After almost 19 years at the helm of Seattle Metropolitan Credit Union and 40 years in the banking world, SMCU President and CEO Bob Harvey announces his retirement, effective April 1, 2011.
Mr. Harvey is only the third CEO in the 77-year history of Seattle Metropolitan Credit Union and has seen a world of change since his arrival in August 1992. During his tenure, the credit union has added five new branches and completed two mergers. When he took over in 1992, the credit union had assets of $135M and a staff of 70. Today SMCU is a half-billion dollar credit union with more than 130 employees.
As CEO, Mr. Harvey has been extremely active in the credit union community. He served as Board Chair for the Washington State Credit Union League, WesCorp and the African American Credit Union Coalition as well as a council director for the Credit Union Executive Society (CUES) and a lecturer and teacher for the California Credit Union League and Credit Union National Association. In 2003 he received both the Washington Credit Union Professional of the Year and CUES Executive of the Year awards. In 2004 he was named to the CUES Hall of Fame. On many weekends, Mr. Harvey, a former Marine Corps Captain, serves as a Reserve Police Officer with the Seattle Police Department’s Gang Unit, as he has since 1993, shortly after his arrival in Seattle.
As his retirement draws near, we gave Mr. Harvey a chance to reflect on his career at Seattle Metropolitan Credit Union.
How did you get started with credit unions?
I actually was going to be a police officer with the LAPD. I got married one month before I was supposed to go into the academy, on Christmas Eve 1971, to my first wife, and she said she wasn’t real excited about having a cop in the family, so I moved to plan “b”, banking.
I wanted to be a big-time commercial lending officer, big signing limits, big bucks, the whole big deal.
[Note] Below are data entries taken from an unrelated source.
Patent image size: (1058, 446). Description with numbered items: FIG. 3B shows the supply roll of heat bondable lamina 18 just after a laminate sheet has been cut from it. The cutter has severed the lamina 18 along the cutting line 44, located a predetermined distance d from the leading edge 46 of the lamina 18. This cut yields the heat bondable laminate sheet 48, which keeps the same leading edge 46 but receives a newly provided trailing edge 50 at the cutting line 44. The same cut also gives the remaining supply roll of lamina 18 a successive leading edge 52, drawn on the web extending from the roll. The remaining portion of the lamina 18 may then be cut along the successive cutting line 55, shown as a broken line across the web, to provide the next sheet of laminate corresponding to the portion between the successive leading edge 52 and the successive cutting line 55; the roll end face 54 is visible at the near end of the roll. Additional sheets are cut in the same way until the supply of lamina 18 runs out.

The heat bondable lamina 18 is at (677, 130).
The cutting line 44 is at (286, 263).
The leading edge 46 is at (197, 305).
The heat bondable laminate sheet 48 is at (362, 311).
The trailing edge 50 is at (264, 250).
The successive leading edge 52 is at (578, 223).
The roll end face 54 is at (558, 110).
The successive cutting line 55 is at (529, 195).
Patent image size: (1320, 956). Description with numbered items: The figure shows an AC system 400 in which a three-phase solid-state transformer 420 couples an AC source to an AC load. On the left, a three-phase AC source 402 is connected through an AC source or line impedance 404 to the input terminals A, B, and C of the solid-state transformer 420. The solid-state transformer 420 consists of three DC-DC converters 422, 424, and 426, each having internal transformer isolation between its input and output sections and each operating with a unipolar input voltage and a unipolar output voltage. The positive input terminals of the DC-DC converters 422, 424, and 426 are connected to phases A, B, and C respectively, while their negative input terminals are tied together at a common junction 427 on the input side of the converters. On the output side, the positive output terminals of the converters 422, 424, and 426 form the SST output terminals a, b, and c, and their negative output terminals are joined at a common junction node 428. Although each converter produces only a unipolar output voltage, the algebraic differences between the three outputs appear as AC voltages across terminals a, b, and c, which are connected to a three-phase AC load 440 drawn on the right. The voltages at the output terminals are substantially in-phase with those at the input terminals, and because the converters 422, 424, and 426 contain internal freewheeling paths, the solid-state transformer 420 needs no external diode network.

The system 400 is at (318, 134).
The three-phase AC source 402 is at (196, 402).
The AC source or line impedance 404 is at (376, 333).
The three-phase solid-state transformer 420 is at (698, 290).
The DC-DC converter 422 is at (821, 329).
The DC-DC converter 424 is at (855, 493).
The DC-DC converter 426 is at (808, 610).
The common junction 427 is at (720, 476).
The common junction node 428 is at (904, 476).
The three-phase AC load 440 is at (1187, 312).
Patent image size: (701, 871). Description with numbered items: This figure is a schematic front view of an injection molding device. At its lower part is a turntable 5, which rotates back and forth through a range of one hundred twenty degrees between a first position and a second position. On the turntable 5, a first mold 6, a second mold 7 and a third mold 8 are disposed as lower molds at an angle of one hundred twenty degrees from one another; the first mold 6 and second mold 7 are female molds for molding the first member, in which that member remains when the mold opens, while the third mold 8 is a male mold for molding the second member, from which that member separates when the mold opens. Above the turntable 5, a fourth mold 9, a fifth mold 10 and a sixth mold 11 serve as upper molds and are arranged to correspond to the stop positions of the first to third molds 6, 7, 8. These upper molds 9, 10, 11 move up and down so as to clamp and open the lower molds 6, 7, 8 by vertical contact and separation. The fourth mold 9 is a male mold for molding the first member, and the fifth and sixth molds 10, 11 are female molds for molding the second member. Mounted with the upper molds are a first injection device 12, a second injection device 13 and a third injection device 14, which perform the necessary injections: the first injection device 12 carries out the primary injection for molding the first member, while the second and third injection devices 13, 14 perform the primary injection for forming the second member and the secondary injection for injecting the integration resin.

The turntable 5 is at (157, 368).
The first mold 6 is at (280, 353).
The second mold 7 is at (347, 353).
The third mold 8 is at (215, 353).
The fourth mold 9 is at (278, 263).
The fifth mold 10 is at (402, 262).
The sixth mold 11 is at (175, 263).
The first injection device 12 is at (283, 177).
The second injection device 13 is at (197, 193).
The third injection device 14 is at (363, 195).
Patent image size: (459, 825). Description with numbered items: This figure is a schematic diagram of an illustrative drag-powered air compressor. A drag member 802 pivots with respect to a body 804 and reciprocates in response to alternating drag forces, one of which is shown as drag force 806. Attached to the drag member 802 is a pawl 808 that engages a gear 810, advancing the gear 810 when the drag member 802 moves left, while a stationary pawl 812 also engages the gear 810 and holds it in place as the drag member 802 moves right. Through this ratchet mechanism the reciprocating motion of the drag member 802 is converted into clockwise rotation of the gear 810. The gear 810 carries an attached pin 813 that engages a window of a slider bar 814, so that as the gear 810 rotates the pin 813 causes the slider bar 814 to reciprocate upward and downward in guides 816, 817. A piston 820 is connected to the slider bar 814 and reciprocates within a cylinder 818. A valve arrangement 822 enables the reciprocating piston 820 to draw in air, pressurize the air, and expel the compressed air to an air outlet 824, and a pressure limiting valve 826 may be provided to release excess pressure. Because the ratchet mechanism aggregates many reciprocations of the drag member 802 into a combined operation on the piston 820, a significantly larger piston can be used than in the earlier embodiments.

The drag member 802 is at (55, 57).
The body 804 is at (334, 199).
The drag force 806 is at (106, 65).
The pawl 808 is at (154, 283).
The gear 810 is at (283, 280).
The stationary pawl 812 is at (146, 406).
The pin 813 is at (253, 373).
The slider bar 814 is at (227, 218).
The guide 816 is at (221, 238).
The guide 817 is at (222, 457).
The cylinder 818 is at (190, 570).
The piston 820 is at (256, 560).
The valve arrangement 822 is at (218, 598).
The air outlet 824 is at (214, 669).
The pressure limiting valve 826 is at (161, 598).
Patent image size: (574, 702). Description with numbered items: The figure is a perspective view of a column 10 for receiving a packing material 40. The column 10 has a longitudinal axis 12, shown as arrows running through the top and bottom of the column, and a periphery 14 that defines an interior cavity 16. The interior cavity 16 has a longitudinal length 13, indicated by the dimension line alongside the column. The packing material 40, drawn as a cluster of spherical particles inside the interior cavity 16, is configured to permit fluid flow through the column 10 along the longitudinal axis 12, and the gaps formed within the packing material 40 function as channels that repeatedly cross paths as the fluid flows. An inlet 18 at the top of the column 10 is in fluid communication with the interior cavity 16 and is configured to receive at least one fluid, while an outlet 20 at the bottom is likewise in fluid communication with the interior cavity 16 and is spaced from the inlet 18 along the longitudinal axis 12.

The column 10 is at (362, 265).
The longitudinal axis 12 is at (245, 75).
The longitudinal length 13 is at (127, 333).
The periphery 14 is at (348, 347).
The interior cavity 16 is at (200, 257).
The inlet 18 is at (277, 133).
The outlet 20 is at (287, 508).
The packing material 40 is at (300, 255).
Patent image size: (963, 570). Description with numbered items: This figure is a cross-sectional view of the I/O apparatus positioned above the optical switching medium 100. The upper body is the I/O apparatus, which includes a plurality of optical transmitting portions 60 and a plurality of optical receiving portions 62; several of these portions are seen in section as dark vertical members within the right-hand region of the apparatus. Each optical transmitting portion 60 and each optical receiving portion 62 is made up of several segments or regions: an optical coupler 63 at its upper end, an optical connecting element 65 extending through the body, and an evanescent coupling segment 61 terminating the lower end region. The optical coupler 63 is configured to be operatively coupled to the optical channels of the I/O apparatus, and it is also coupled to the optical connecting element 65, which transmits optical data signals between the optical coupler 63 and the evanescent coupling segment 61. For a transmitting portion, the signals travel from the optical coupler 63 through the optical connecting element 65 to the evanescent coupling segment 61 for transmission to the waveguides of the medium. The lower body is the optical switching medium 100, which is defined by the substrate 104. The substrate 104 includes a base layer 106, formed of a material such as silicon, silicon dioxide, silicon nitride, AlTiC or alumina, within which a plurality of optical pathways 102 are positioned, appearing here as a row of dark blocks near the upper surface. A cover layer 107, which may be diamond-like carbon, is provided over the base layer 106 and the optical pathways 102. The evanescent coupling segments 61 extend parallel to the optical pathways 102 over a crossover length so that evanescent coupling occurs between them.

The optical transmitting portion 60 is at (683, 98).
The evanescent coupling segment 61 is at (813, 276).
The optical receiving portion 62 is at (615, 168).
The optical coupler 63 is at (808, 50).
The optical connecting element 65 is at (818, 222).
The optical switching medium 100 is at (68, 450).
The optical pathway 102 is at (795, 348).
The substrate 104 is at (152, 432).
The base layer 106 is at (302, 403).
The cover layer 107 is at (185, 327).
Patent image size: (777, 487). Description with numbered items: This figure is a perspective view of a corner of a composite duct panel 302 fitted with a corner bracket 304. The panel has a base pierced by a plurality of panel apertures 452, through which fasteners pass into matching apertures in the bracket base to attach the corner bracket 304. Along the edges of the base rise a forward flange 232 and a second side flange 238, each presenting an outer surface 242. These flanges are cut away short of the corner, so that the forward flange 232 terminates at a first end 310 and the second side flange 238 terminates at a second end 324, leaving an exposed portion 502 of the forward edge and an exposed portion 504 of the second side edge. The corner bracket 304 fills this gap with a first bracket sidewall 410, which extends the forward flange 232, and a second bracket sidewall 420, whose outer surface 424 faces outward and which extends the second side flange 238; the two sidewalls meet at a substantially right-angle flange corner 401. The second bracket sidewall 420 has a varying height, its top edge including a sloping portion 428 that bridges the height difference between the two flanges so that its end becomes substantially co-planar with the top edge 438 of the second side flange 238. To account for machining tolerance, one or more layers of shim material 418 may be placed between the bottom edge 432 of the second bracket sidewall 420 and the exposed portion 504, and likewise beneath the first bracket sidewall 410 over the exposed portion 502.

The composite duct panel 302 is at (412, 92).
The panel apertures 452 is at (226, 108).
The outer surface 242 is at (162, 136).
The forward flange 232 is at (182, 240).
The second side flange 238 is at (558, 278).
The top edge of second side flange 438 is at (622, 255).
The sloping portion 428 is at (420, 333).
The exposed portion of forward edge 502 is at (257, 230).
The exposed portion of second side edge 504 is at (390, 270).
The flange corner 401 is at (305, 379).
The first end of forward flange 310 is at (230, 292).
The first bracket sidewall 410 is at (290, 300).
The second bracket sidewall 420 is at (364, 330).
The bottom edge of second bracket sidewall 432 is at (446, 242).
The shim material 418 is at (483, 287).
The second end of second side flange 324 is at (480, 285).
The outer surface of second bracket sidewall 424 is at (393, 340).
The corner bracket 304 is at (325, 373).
I was trained in the retail-banking group and never could quite make it into the commercial-banking group. I got a call from a credit union recruiter, who was tapping different people in the banking industry to come work for different credit unions, and made that move into Lockheed Federal.
You were at Lockheed FCU for nine years. What brought you to SMCU?
My current wife said, “Why are you still at the Vice President level?” I said, “That’s what I know how to do.” I’d never even thought about being a credit union CEO. It was something that never crossed my mind. Many of my predecessors went from Lockheed to become CEOs of other credit unions. It was amazing. So she said, “Look what they’ve done. Look where you are.” She was the inspiration to make that happen. The fact that Seattle was her home also helped motivate her.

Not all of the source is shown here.